For another, the proclamation directly contradicts certain provisions of both the Immigration and Nationality Act and the Affordable Care Act. If this usage of Section 212(f) is allowed by the courts, the president could continue to use Section 212(f) to greatly restrict legal immigration to the United States, even in Congressionally-authorized categories.
Anderson: What advice do you have for immigrants?
Stock: Anyone who is able to adjust status from within the United States, rather than filing for an immigrant visa, should do so, because adjustment of status is outside the scope of the proclamation. Also, anyone able to get their immigrant visa this month should not delay their application and should review their documentary qualification with an immigration lawyer to be sure they can receive their visa before November 3.
The proclamation raises many questions: Will it be enough for new immigrants to show a certain level of assets that they could use to purchase insurance, for example, or will they, in practice, have to actually purchase policies somehow? How will new immigrants still abroad – who by definition don’t have Social Security numbers or a U.S. health history – be able to purchase insurance? While the proclamation says “a catastrophic plan” would qualify, does that mean all minimal coverage, high-deductible plans will be deemed sufficient?

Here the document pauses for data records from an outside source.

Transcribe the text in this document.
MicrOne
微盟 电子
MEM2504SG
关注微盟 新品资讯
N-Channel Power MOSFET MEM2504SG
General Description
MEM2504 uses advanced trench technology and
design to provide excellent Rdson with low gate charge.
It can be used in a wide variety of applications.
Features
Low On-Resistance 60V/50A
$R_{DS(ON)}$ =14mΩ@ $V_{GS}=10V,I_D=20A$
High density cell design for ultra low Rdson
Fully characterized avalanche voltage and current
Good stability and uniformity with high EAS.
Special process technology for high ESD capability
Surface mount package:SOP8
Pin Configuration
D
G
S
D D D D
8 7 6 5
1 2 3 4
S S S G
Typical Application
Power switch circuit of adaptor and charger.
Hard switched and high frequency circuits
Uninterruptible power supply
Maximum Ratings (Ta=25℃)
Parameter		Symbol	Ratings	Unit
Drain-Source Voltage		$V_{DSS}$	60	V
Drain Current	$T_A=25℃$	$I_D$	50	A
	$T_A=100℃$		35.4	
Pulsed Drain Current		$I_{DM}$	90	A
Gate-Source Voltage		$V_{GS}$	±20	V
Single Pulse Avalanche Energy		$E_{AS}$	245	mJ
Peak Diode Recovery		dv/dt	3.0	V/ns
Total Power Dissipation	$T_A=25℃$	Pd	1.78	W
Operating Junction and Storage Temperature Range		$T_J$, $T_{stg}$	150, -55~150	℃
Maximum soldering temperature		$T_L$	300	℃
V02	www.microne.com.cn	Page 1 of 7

Since the proclamation exempts those with employer-based coverage, will a job offer be sufficient to overcome the ban? Until detailed guidance is released and adjudications begin under the proclamation, it is not clear whether or how adjudications of immigrant visa petitions will actually be affected.
Much of the practical effect of this proclamation will have to await implementing instructions from the State Department to consular posts. This is potentially a major restriction on legal immigration that Congress never authorized.